Il vicepremier Angelino Alfano a "La telefonata di Belpietro": "Abbiamo le idee chiare: qualcuno vuole usare la legge Severino contro Berlusconi"

Aggiornamento 9 settembre, ore 14:40 - In un'intervista rilasciata alla Rai il capogruppo Pdl alla Camera Renato Brunetta lancia un vero e proprio avvertimento alla Giunta, in particolare ai membri Pd della Giunta del Senato che deciderà il destino di Berlusconi senatore:

"Se il Pd pensa oggi di far decadere Berlusconi per toglierselo dai piedi si dimostra veramente irresponsabile, perché verrà meno immediatamente la maggioranza con quel che segue. [...] Se il Pd pensa ad un uso retroattivo della legge Severino per far fuori Berlusconi si sbaglia di grosso.
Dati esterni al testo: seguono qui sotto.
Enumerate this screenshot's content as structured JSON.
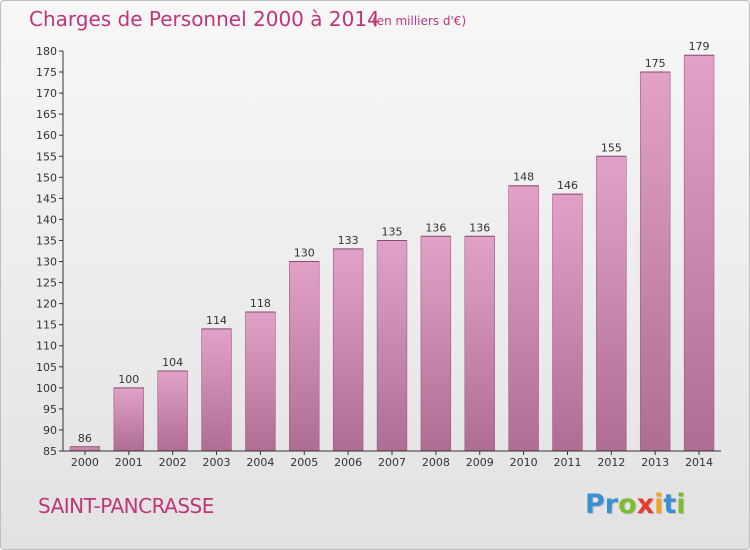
{
  "header": {
    "title": "Charges de Personnel 2000 à 2014",
    "subtitle": "(en milliers d'€)"
  },
  "footer": {
    "place": "SAINT-PANCRASSE",
    "logo": {
      "letters": [
        "P",
        "r",
        "o",
        "x",
        "i",
        "t",
        "i"
      ],
      "colors": [
        "#3a8fd0",
        "#3a8fd0",
        "#7cbd2e",
        "#e53b2c",
        "#f2a21c",
        "#3a8fd0",
        "#7cbd2e"
      ]
    }
  },
  "colors": {
    "bar_top": "#e2a2c8",
    "bar_bottom": "#b06d93",
    "text_accent": "#c0357a"
  },
  "chart_data": {
    "type": "bar",
    "categories": [
      "2000",
      "2001",
      "2002",
      "2003",
      "2004",
      "2005",
      "2006",
      "2007",
      "2008",
      "2009",
      "2010",
      "2011",
      "2012",
      "2013",
      "2014"
    ],
    "values": [
      86,
      100,
      104,
      114,
      118,
      130,
      133,
      135,
      136,
      136,
      148,
      146,
      155,
      175,
      179
    ],
    "data_labels": [
      "86",
      "100",
      "104",
      "114",
      "118",
      "130",
      "133",
      "135",
      "136",
      "136",
      "148",
      "146",
      "155",
      "175",
      "179"
    ],
    "ylim": [
      85,
      180
    ],
    "yticks": [
      85,
      90,
      95,
      100,
      105,
      110,
      115,
      120,
      125,
      130,
      135,
      140,
      145,
      150,
      155,
      160,
      165,
      170,
      175,
      180
    ],
    "ytick_labels": [
      "85",
      "90",
      "95",
      "100",
      "105",
      "110",
      "115",
      "120",
      "125",
      "130",
      "135",
      "140",
      "145",
      "150",
      "155",
      "160",
      "165",
      "170",
      "175",
      "180"
    ],
    "grid": false,
    "legend": "none"
  }
}
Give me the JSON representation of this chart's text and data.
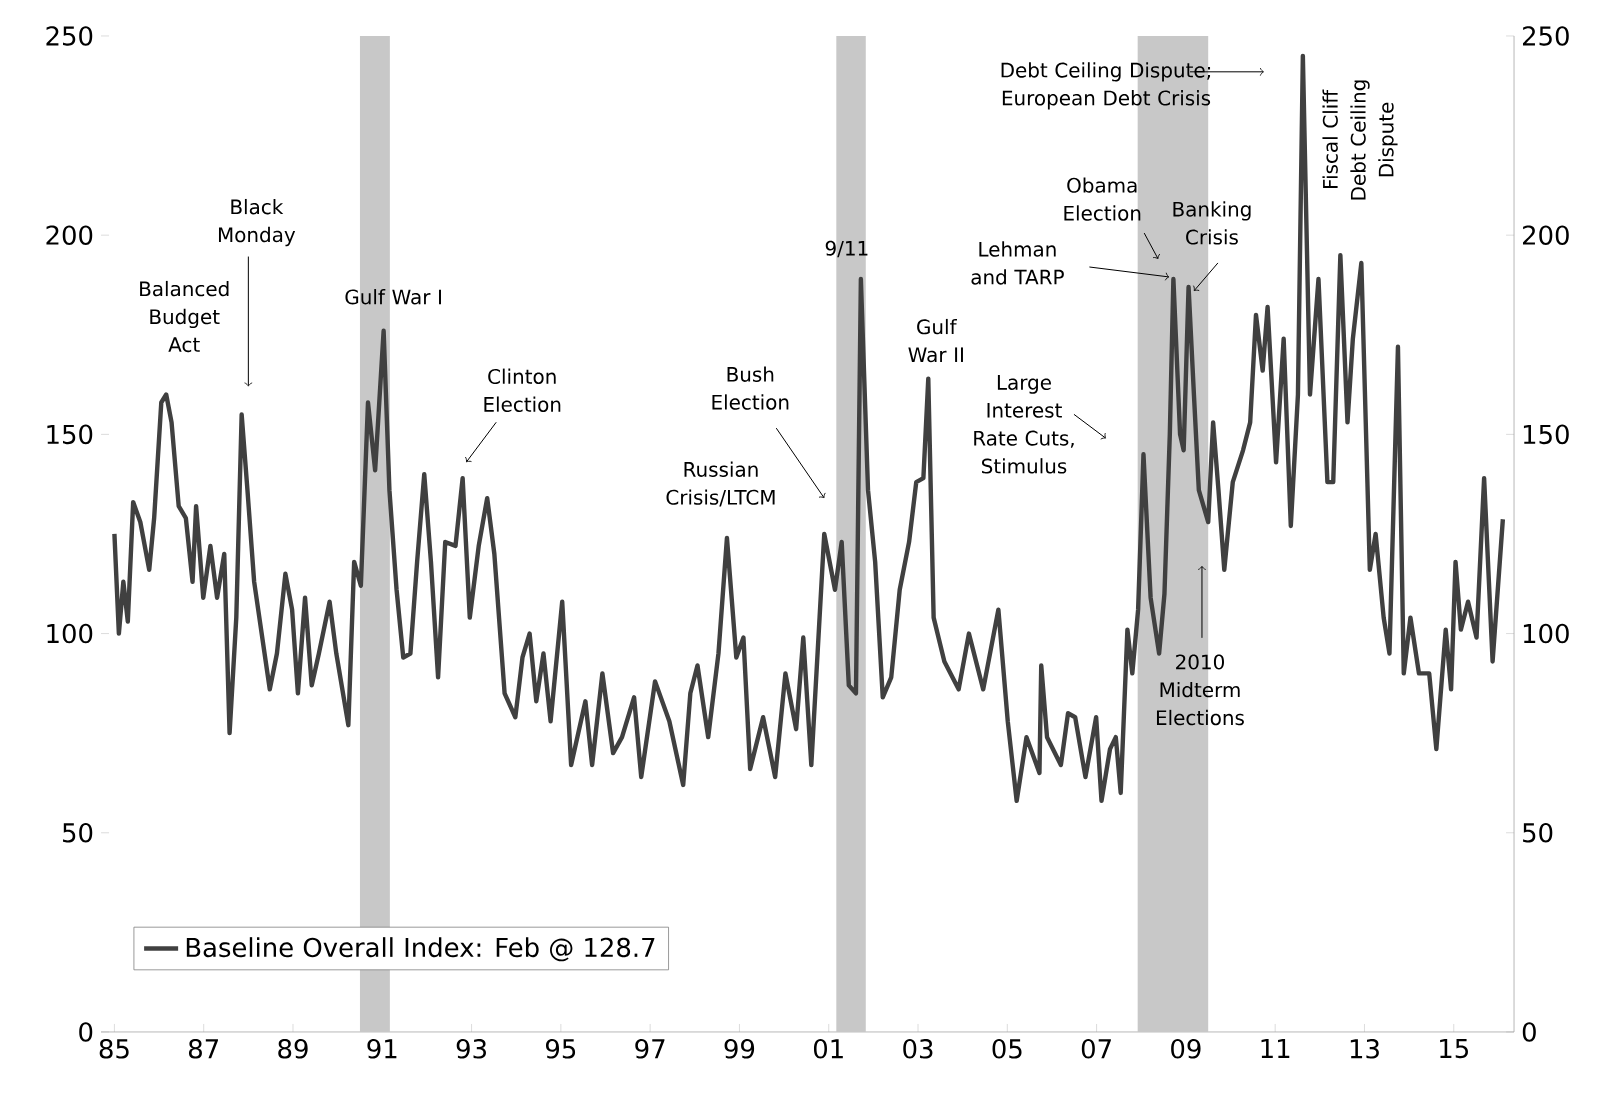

Non farà fuori Berlusconi ma farà fuori il governo Letta."

Intervenendo questa mattina su Canale5 a "La telefonata di Belpietro" il vicepremier e ministro degli Interni Angelino Alfano ha rilasciato alcune dichiarazioni sulla discussione, che si aprirà oggi, presso la Giunta elezioni e immunità del Senato sulla decadenza di Silvio Berlusconi dopo la condanna in Cassazione.

Alfano, che sulla tenuta del governo nel caso in cui decadesse la carica di senatore di Berlusconi si è riservato un certo margine di silenzio e prudenza; nonostante una dichiarata prudenza però la posizione di Alfano emerge piuttosto chiaramente nelle sue dichiarazioni:

"Dirlo questa mattina sarebbe letto da chi vuol far precipitare le cose in Giunta come una provocazione, preferisco non rispondere anche se noi abbiamo le idee molto chiare. [...] Chiediamo alla commissione di sfuggire alla logica centro destra-centrosinistra per evitare che la decisione sia politica. Se questo non dovesse succedere, è evidente che i numeri sono a favore della sinistra che vuole la decadenza immediata di Berlusconi."

Il vicepremier sostiene, nemmeno troppo velatamente, la tesi di un vero e proprio complotto contro Berlusconi, atto ad utilizzare la legge Severino a suo danno:

"Qui stiamo parlando dell'applicabilità al passato della legge non della sua applicabilità al futuro. Il tema della costituzionalità o meno della Severino riguarda specificamente il tema della sua applicabilità al passato."

Alfano ha spiegato come il voto della Giunta sia in ogni modo un atto di deliberazione, che lascerebbe pertanto un certo margine di manovra per i singoli componenti della Giunta, "liberi" di votare secondo coscienza: questa tesi però stride con il ricorso presentato a Strasburgo dagli avvocati dell'ex premier, che battono sul tasto dell'inapplicabilità retroattiva della legge Severino nonostante la Giunta non si sia ancora pronunciata in materia.

"Chiediamo un giudizio sulla base del diritto e non della politica di questi anni. Speriamo che la valutazione degli elementi di sinistra all'interno della commissione sara in base al diritto e non alla politica."

Palla al centro. Oggi pomeriggio tocca alla Giunta giocare i tempi supplementari.